Hierzulande ist iCapital Network zwar schon seit 2018 in Zürich. Doch nun, unter Bizzozeros Ägide, will das Unternehmen personell und kapazitätsmässig signifikant ausbauen. Denn von dieser Basis aus sollen weitere Länder respektive Märkte erschlossen werden, wie der Tessiner im Gespräch weiter erklärt. In Zürich ist unter anderem auch Ex-UBS-Banker Vinod Berchtold an Bord; er unterstützt Bizzozero als hiref Operating Offcer (COO) bei der Expansion – und sucht intensiv nach zusätzlichem Personal.

Wenig Zeit für das Geschehen am Paradeplatz

Die nächsten beiden Standorte in der internatinalen Expansion von iCapital Network sind – noch in diesem Halbjahr – London und Hongkong.
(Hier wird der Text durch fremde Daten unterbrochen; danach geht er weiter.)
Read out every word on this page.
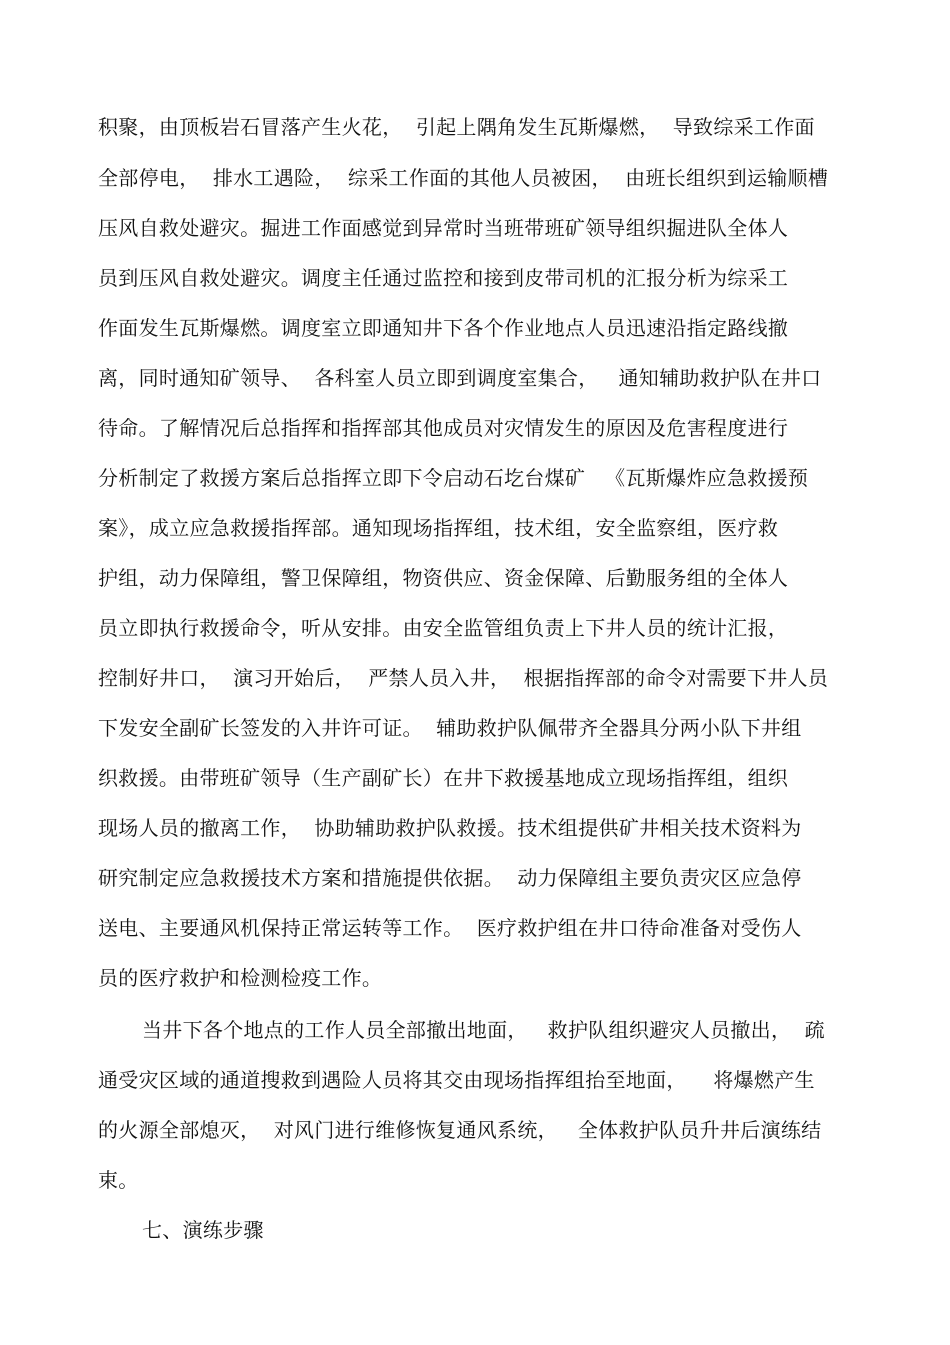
积聚，由顶板岩石冒落产生火花，  引起上隅角发生瓦斯爆燃，  导致综采工作面
全部停电，  排水工遇险，  综采工作面的其他人员被困，  由班长组织到运输顺槽
压风自救处避灾。掘进工作面感觉到异常时当班带班矿领导组织掘进队全体人
员到压风自救处避灾。调度主任通过监控和接到皮带司机的汇报分析为综采工
作面发生瓦斯爆燃。调度室立即通知井下各个作业地点人员迅速沿指定路线撤
离，同时通知矿领导、  各科室人员立即到调度室集合，   通知辅助救护队在井口
待命。了解情况后总指挥和指挥部其他成员对灾情发生的原因及危害程度进行
分析制定了救援方案后总指挥立即下令启动石圪台煤矿   《瓦斯爆炸应急救援预
案》，成立应急救援指挥部。通知现场指挥组，技术组，安全监察组，医疗救
护组，动力保障组，警卫保障组，物资供应、资金保障、后勤服务组的全体人
员立即执行救援命令，听从安排。由安全监管组负责上下井人员的统计汇报，
控制好井口，  演习开始后，  严禁人员入井，  根据指挥部的命令对需要下井人员
下发安全副矿长签发的入井许可证。  辅助救护队佩带齐全器具分两小队下井组
织救援。由带班矿领导（生产副矿长）在井下救援基地成立现场指挥组，组织
现场人员的撤离工作，  协助辅助救护队救援。技术组提供矿井相关技术资料为
研究制定应急救援技术方案和措施提供依据。  动力保障组主要负责灾区应急停
送电、主要通风机保持正常运转等工作。  医疗救护组在井口待命准备对受伤人
员的医疗救护和检测检疫工作。
当井下各个地点的工作人员全部撤出地面，   救护队组织避灾人员撤出，  疏
通受灾区域的通道搜救到遇险人员将其交由现场指挥组抬至地面，    将爆燃产生
的火源全部熄灭，  对风门进行维修恢复通风系统，   全体救护队员升井后演练结
束。
七、演练步骤
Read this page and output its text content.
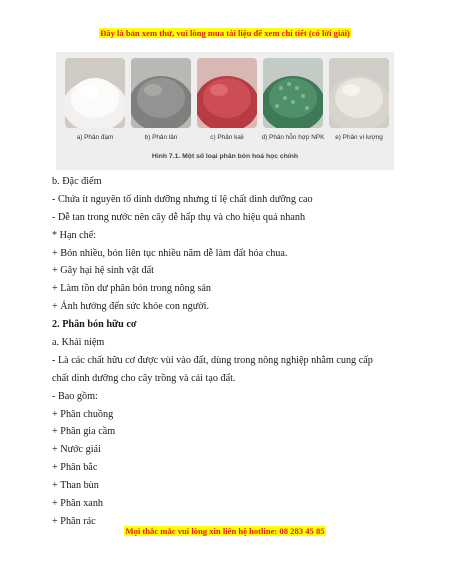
Đây là bản xem thử, vui lòng mua tài liệu để xem chi tiết (có lời giải)
a) Phân đạm	b) Phân lân	c) Phân kali	d) Phân hỗn hợp NPK	e) Phân vi lượng
Hình 7.1. Một số loại phân bón hoá học chính
b. Đặc điểm
- Chứa ít nguyên tố dinh dưỡng nhưng tỉ lệ chất dinh dưỡng cao
- Dễ tan trong nước nên cây dễ hấp thụ và cho hiệu quả nhanh
* Hạn chế:
+ Bón nhiều, bón liên tục nhiều năm dễ làm đất hóa chua.
+ Gây hại hệ sinh vật đất
+ Làm tồn dư phân bón trong nông sản
+ Ảnh hưởng đến sức khỏe con người.
2. Phân bón hữu cơ
a. Khái niệm
- Là các chất hữu cơ được vùi vào đất, dùng trong nông nghiệp nhằm cung cấp
chất dinh dưỡng cho cây trồng và cải tạo đất.
- Bao gồm:
+ Phân chuồng
+ Phân gia cầm
+ Nước giải
+ Phân bắc
+ Than bùn
+ Phân xanh
+ Phân rác
Mọi thắc mắc vui lòng xin liên hệ hotline: 08 283 45 85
An der Themse wird Tom Slocock die Produktentwicklung vorantreiben. Er ist wie Bizzozero ein ehemaliger Kadermann der Deutschen Bank. In Asien ist man mit einem Verantwortlichen mittlerweile auch schon handelseinig.

Rückblickend gesehen machte Bizzozero seine Karriere vor allem bei Grossbanken. Nun ist er als Mitglied des Executive Committee an iCapital Network mitbeteiligt, was für ihn eine neue Erfahrung ist, aber auch eine Herausforderung darstellt.

Die unternehmerische Tätigkeit beansprucht und motiviert ihn dermassen, dass er offenbar keine Zeit findet, sich mit den Ereignissen rund um den Zürcher Paradeplatz zu befassen, die derzeit für so viele Schlagzeilen sorgen – wie er im Gespräch schmunzelnd beteuert.